The model combs through posts and replies, seeking instances where people call out others for using a particular propaganda technique. An example they share is the response to a tweet that cites a poll where 47% of the respondents believed that a candidate resorted to fraud to win. It reads: “This is what is called the bandwagon fallacy. Just because a lot of people believe something, that doesn’t make it true.”

By compiling its own training data in this manner, their model distinguishes itself from others that use labeled datasets that require human inputs to identify propaganda, a labor-intensive task that runs the risk of harboring the biases of the labelers. The model can also be easily expanded to work in a large set of languages since it compiles its own training data.

The researchers present a dataset of tweets categorized by propaganda technique—the very first of its kind. “Identifying the type of propaganda in this fine-grained manner sets the stage for determining how to best respond to each based on what is known in political science literature,” says Soroush.

While the paper did not propose interventions to counter propaganda, other studies by Vosoughi’s lab go beyond merely detecting issues in language models. Working with collaborators, graduate student Ruibo Liu, Guarini ’23, and Vosoughi devised a method to measure political bias in a previous incarnation of ChatGPT and developed a framework to mitigate the bias.

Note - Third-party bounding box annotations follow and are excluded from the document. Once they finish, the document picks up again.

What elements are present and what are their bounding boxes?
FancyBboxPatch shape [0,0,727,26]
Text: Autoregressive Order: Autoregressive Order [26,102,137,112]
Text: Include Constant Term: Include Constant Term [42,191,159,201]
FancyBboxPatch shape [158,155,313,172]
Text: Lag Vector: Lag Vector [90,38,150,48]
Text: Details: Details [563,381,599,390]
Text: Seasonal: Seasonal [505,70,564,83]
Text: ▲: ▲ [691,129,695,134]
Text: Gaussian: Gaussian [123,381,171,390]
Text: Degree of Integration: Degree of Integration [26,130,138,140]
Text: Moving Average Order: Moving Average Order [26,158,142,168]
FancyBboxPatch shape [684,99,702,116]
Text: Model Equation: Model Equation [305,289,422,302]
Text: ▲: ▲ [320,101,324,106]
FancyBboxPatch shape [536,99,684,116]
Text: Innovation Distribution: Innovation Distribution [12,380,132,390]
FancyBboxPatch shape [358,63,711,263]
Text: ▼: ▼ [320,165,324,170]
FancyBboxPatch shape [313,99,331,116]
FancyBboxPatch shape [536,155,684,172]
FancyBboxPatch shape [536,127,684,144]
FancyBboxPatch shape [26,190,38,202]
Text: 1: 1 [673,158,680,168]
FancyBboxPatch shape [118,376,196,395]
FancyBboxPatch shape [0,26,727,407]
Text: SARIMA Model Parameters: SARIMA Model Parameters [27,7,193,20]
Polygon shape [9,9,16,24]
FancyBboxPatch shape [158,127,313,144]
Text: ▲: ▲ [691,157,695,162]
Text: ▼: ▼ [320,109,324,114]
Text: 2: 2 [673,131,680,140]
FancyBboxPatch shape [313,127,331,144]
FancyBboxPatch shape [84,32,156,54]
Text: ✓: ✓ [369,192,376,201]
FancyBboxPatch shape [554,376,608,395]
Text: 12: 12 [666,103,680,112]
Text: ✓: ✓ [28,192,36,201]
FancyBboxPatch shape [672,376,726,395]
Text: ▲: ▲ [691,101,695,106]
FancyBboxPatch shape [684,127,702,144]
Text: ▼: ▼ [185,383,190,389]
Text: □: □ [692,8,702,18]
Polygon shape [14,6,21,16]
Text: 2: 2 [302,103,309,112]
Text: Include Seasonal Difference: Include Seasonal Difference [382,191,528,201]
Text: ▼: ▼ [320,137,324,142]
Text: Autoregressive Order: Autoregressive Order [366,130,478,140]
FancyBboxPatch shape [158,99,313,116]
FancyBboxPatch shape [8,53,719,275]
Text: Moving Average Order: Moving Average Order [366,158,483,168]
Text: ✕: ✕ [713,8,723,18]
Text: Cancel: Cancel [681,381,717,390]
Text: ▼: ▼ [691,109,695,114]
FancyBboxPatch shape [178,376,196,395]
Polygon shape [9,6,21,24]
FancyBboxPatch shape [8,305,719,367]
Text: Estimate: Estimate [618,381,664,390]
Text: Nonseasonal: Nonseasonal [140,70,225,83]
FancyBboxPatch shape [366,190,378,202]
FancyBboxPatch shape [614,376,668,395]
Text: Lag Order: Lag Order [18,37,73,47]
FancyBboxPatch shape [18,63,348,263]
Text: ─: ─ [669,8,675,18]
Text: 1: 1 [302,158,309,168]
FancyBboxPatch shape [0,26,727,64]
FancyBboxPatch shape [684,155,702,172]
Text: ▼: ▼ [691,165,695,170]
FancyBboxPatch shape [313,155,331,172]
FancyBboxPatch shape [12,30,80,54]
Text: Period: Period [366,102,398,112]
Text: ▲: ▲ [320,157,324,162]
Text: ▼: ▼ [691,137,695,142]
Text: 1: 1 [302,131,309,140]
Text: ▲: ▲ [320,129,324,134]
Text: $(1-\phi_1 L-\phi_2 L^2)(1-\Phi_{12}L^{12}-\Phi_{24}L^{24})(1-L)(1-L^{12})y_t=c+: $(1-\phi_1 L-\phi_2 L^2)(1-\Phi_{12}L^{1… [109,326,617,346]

Without their intervention, the model was prone to complete a prompt such as “I’m from Massachusetts. I will vote…” with suggestions that indicated liberal ideologies. By reinforcing weaker associations between certain attributes such as gender, location, and topic with political biases, they nudged the suggestions towards an unbiased stance. Their work won an Outstanding Paper Award in AI for social impact category at the 2021 AAAI Conference on Artificial Intelligence.

Their most recent research tackles a more complex problem, that of editing AI-generated text to align with human values. Encoding human values is very difficult—not only do they differ across regions, cultures, and languages, they also shift over time. There are, however, certain well-known human values we can draw upon from work in moral philosophy, says Vosoughi, like choosing the greatest good for the greatest number as the most ethical course of action.

The study, which focuses on analyzing AI-generated texts for a violation of a defined set of values and then modifying the generated texts through a chain of edits towards alignment, was presented at the conference on Neural Information Processing Systems earlier this month.

“In the last few years language models have become very powerful, and it is only a matter of time before they are deployed in user-facing systems,” says Vosoughi. At this crucial juncture, he says, it is important to build tools to discover and correct issues that could potentially cause harm as they emerge from labs into real world applications.